Hugging Face Cheat Sheet

Learn the basics of Hugging Face with this beginner-friendly cheat sheet, and explore key resources to help you get started building with open-source AI.

20 thg 1, 2026 · 2 phút đọc

Have this cheat sheet at your fingertips

Download PDF

Hugging Face is an ecosystem for discovering, running, training, and sharing machine learning models and datasets, with a strong emphasis on open-source and reproducibility.

The “core four” libraries are: transformers (models + pipelines), tokenizers (fast tokenization), datasets (data loading/processing), and huggingface_hub (Hub interaction + versioning).

The Hugging Face Hub

The Hub is a Git-backed platform for hosting Models, Datasets, and Spaces (interactive demos), plus Community features for sharing and discovery.

Key definitions

A model is a pretrained checkpoint; a tokenizer converts raw text into tokens; a pipeline bundles preprocessing, inference, and postprocessing for a task.
A dataset is an Arrow-backed collection of data with splits (train/validation/test).
A checkpoint is a saved snapshot of model weights/config; inference means running a trained model on new inputs; a repo is a Git-backed Hub unit storing models/datasets/Spaces.

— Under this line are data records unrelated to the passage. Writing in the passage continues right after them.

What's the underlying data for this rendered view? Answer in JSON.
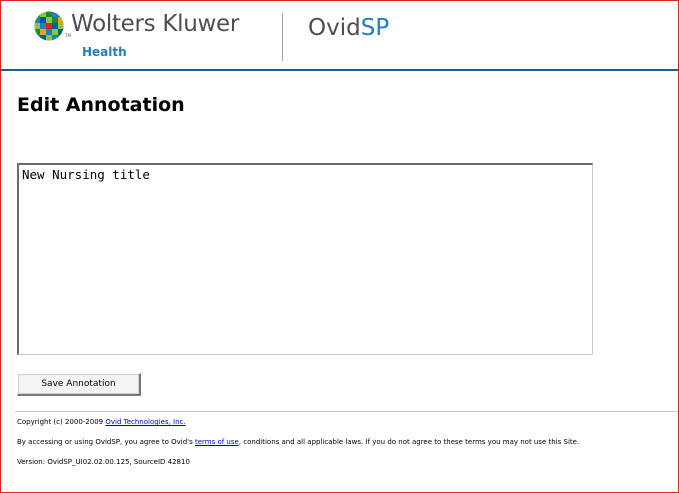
{
  "header": {
    "brand_name": "Wolters Kluwer",
    "brand_trademark": "TM",
    "brand_sub": "Health",
    "product_prefix": "Ovid",
    "product_suffix": "SP"
  },
  "page": {
    "title": "Edit Annotation"
  },
  "annotation": {
    "text": "New Nursing title"
  },
  "buttons": {
    "save_label": "Save Annotation"
  },
  "footer": {
    "copyright_prefix": "Copyright (c) 2000-2009 ",
    "copyright_link": "Ovid Technologies, Inc.",
    "terms_prefix": "By accessing or using OvidSP, you agree to Ovid's ",
    "terms_link": "terms of use",
    "terms_suffix": ", conditions and all applicable laws. If you do not agree to these terms you may not use this Site.",
    "version": "Version: OvidSP_UI02.02.00.125, SourceID 42810"
  },
  "colors": {
    "frame_border": "#e0201c",
    "header_rule": "#1f5d86",
    "brand_blue": "#1f7fbf",
    "link": "#0000cc"
  }
}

Model Cards and Dataset Cards

A Model Card explains intended use, training data, evaluation, limitations/biases, and licensing.
A Dataset Card describes data sources, schema/splits, known issues/biases, ethics, and licensing.

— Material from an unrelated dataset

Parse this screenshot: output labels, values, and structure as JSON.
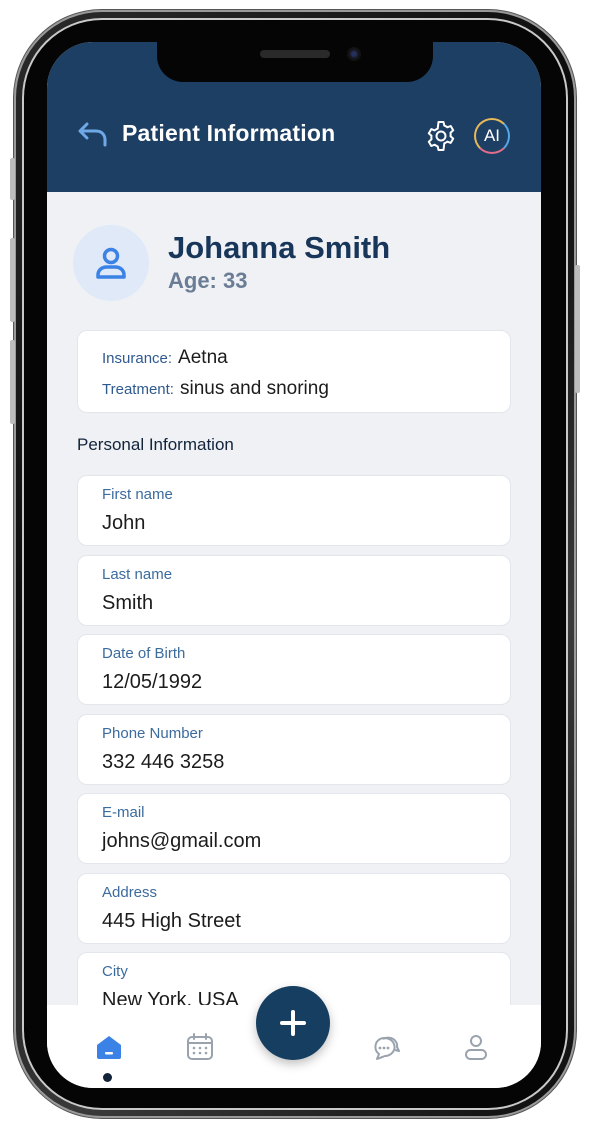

Use cards to assess fitness-for-purpose, risk, and reproducibility.

Where to run inference?

Run locally for control, lower latency, and offline use (you manage hardware/dependencies).
Use an inference provider for fast setup and scalability (trade control for network latency and usage-based costs).

Workflows

Inference workflows (transformers)

Quickstart: Run inference with a pipeline

from transformers import pipeline

# Create a pipeline by specifying a task and model ID
analyze_sentiment = pipeline(
   "sentiment-analysis",
   model="distilbert-base-uncased-finetuned-sst-2-english"
)

# Run inference on input text
analyze_sentiment("Hugging Face makes NLP workflows easy!")

Text summarization

from transformers import pipeline

# Create a summarization pipeline
summarize_text = pipeline(
   "summarization",
   model="facebook/bart-large-cnn"
)

# Summarize input text
summarize_text("Long document text goes here...")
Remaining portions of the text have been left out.